UK Double Florin 1887-1890
What exactly made up the coinage of Australia prior to 1910 is a pretty complicated topic, let’s say a fertile area if you’re really into serious numismatic research! What’s clear is that from their earliest beginnings the individual colonies were short on currency and practically any coin that made its way onto the continent was eagerly accepted and circulated before, in all likelihood, quickly leaving again in exchange for all the other essential stuff they were short of.

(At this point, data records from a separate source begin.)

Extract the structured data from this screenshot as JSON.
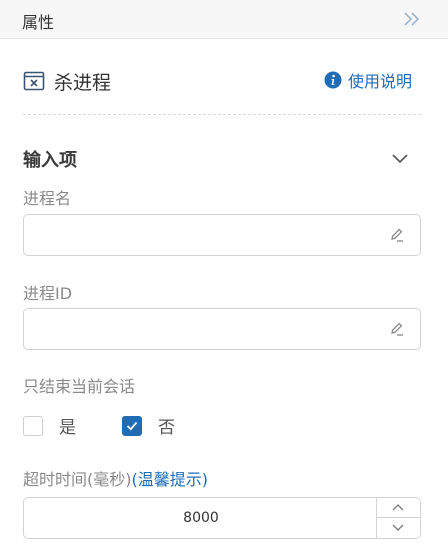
{
  "panel": {
    "title": "属性",
    "collapse_icon": "double-chevron-right-icon"
  },
  "action": {
    "name": "杀进程",
    "icon": "window-close-icon",
    "help_label": "使用说明",
    "help_icon": "info-icon"
  },
  "inputs_section": {
    "title": "输入项",
    "toggle_icon": "chevron-down-icon"
  },
  "fields": {
    "process_name": {
      "label": "进程名",
      "value": ""
    },
    "process_id": {
      "label": "进程ID",
      "value": ""
    }
  },
  "current_session": {
    "label": "只结束当前会话",
    "options": [
      {
        "label": "是",
        "checked": false
      },
      {
        "label": "否",
        "checked": true
      }
    ]
  },
  "timeout": {
    "label": "超时时间(毫秒)",
    "hint": "(温馨提示)",
    "value": "8000"
  },
  "colors": {
    "accent": "#1f6cb5",
    "label": "#8a8a8a",
    "border": "#d3d3d3"
  }
}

I think that’s terrific because it means that all sorts of wonderful coins fall into the category of ‘Early Australian Coins’. Those early settlers were happy to use ‘World Gold, Silver & Copper 1730-1900’ which sounds like a really fun collection!
Back in reality, it’s really helpful when the R&D department produce evidence to show that a coin definitely makes it into ‘Early Australian Coins’ and so I was mightily impressed by a recent article from Dr K.A.Rodgers in ‘The Australasian Coin & Banknote Magazine” – “Britain’s (& Australia’s) Enigmatic Double Florin” .
Dr Rodgers deals in detail with the Queen Victoria double florin of 1887 (Spink# 3922, KM# 763), four pages with photos, which for me boiled down to:
“For Australian collectors the coin should not be dismissed as some peculiar British aberration….Tom Hanley and Bill James include the double florin in a type set of “Imperial issues [that] have a definite place in any complete collection of the coinage of Australia”….One of the few things known for sure about the coin is that 128,050 were shipped to the colonies.”“Britain’s (& Australia’s) Enigmatic Double Florin” by Dr K.A.Rodgers [The Australasian Coin & Banknote Magazine, Vol 23 Number 6 – July 2020]
So there it is in black and white with authority: if, like me, you’re into pre-1910 Australian coins, then you must have the UK QV Double Florin. And its varieties…I was stoked because I already had a couple, thankyou Dr Rodgers – now I just need the rest of them!